Le lezioni di Mansfeld sono seguite da un 'dibattito' a più voci, con una serie di interventi di cui do qui l'elenco:
Guido Calenda, "Melisso, il tradimento del pensiero eleatico", pp. 115-122Patricia Curd, "Ruminations on Mansfeld's Melissus", pp. 123-128
Stefano Daniele, "Immobilità e vuoto in Parmenide e Melisso", pp. 129-136
Sergio Di Girolamo, "Il Teeteto su Parmenide e Melisso in rapporto al problema mereologico", pp. 137- 144
Flavia Marcacci, "Sulla logica dimostrativa di Melisso", pp. 145-149
John Palmer, "The Early Tradition on Melissus and Parmenides", pp. 150-156
Massimo Pulpito, "Udire suoni o ascoltare parole? Un commento a Mansfeld su 30 B8 DK", pp. 157-164
Chiara Robbiano, "Parmenides' and Melissus' being without not-being", pp. 165-174
Livio Rossetti, "Un Melisso molto innovativo", pp. 175-179
Il volume contiene anche una risposta di Mansfeld. Per mancanza di spazio, non posso che menzionare il contenuto di alcuni di questi saggi, benché pressoché tutti rechino una prospettiva o una idea nuova che merita di essere presa in considerazione in future ricerche su Melisso. Patricia Curd osserva che gli attributi dell'Essere melissiano sono attributi divini. Propone quindi, su base speculativa, di considerare l'Uno melissiano come un dio. Il contributo di Sergio Di Girolamo è molto innovativo e merita senz'altro di essere ripreso e difeso in uno scritto di più ampio respiro. Di Girolamo osserva che l'identificazione del tutto (pan) con l'intero, ossia con un tutto avente una struttura e non riducibile alla somma delle parti (holon) è verosimilmente accostata da Platone agli Eleati (a questo sembrano indurre alcuni passi del Sofista). Secondo Platone, quindi, l’Essere degli Eleati e di Melisso non è un tutto indistinto, non diverso dalla mera somma delle sue parti.
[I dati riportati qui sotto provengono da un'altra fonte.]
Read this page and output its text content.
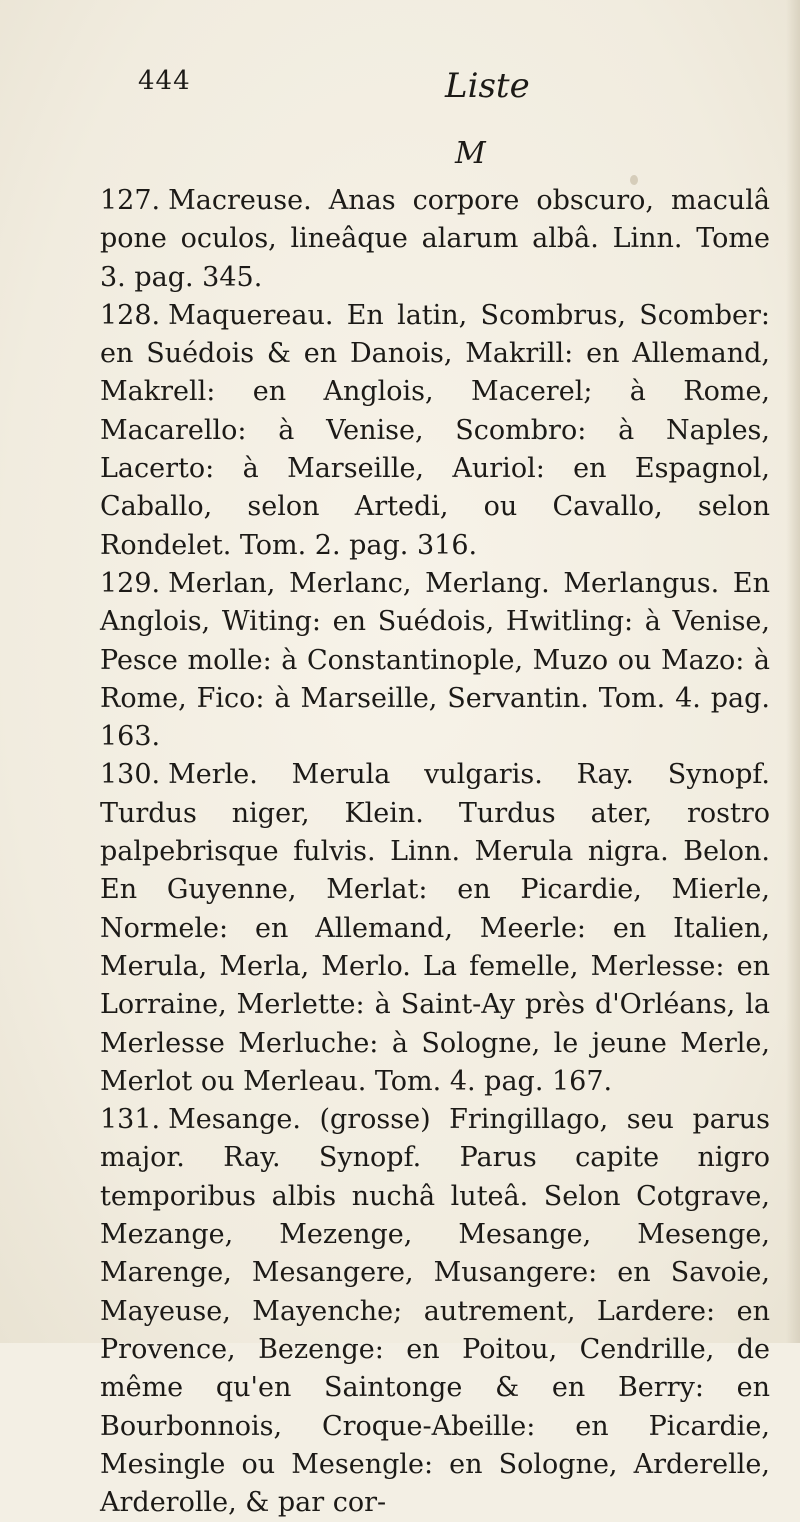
444	Liste
M

127. Macreuse. Anas corpore obscuro, maculâ pone oculos, lineâque alarum albâ. Linn. Tome 3. pag. 345.

128. Maquereau. En latin, Scombrus, Scomber: en Suédois & en Danois, Makrill: en Allemand, Makrell: en Anglois, Macerel; à Rome, Macarello: à Venise, Scombro: à Naples, Lacerto: à Marseille, Auriol: en Espagnol, Caballo, selon Artedi, ou Cavallo, selon Rondelet. Tom. 2. pag. 316.

129. Merlan, Merlanc, Merlang. Merlangus. En Anglois, Witing: en Suédois, Hwitling: à Venise, Pesce molle: à Constantinople, Muzo ou Mazo: à Rome, Fico: à Marseille, Servantin. Tom. 4. pag. 163.

130. Merle. Merula vulgaris. Ray. Synopf. Turdus niger, Klein. Turdus ater, rostro palpebrisque fulvis. Linn. Merula nigra. Belon. En Guyenne, Merlat: en Picardie, Mierle, Normele: en Allemand, Meerle: en Italien, Merula, Merla, Merlo. La femelle, Merlesse: en Lorraine, Merlette: à Saint-Ay près d'Orléans, la Merlesse Merluche: à Sologne, le jeune Merle, Merlot ou Merleau. Tom. 4. pag. 167.

131. Mesange. (grosse) Fringillago, seu parus major. Ray. Synopf. Parus capite nigro temporibus albis nuchâ luteâ. Selon Cotgrave, Mezange, Mezenge, Mesange, Mesenge, Marenge, Mesangere, Musangere: en Savoie, Mayeuse, Mayenche; autrement, Lardere: en Provence, Bezenge: en Poitou, Cendrille, de même qu'en Saintonge & en Berry: en Bourbonnois, Croque-Abeille: en Picardie, Mesingle ou Mesengle: en Sologne, Arderelle, Arderolle, & par cor-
Questa tesi ha importanti implicazioni filosofiche e deve senz'altro essere sviluppata. Noto che l'identificazione di tutto e intero è una premessa dialettica in Platone e quindi non è facile attribuirla a qualche filosofo storicamente esistito. Rileggere la tesi di Di Girolamo insistendo sul contesto dialettico della argomentazione platonica può senz'altro condurre a importanti sviluppi storiografici. I saggi di Flavia Marcacci e di Livio Rossetti insistono sulla novità della argomentazione melissiana. Marcacci sottolinea che l'uso dei controfattuali è una importante novità e attesta che Melisso si interessava non tanto a risolvere contraddizioni che emergano dai dati sensoriali ma meri problemi logici. Per questo egli argomenta a partire da controfattuali, proprio perché non si interessa alla filosofia della natura e alle eventuali discordanze tra le tesi che difende e i dati dei sensi (p. 147). Rossetti invece rileva che "già Parmenide aveva dato prova di ammirevole controllo formale quando […] ha saputo piegare l'esametro e la terminologia omerica in modo tale da enunciare la serie dei demonstranda, fornire per ciascun demonstrandum sostanziosi embrioni di dimostrazione e infine introdurre, per ben quattro volte, una sorta di quod erat demonstrandum" (p. 177). Con Melisso questo rigore e questa acribia argomentativa raggiungono nuove vette.
In conclusione, il volume è un contributo molto prezioso per la conoscenza di Melisso e rimarrà a lungo sugli scaffali degli studiosi del pensiero arcaico.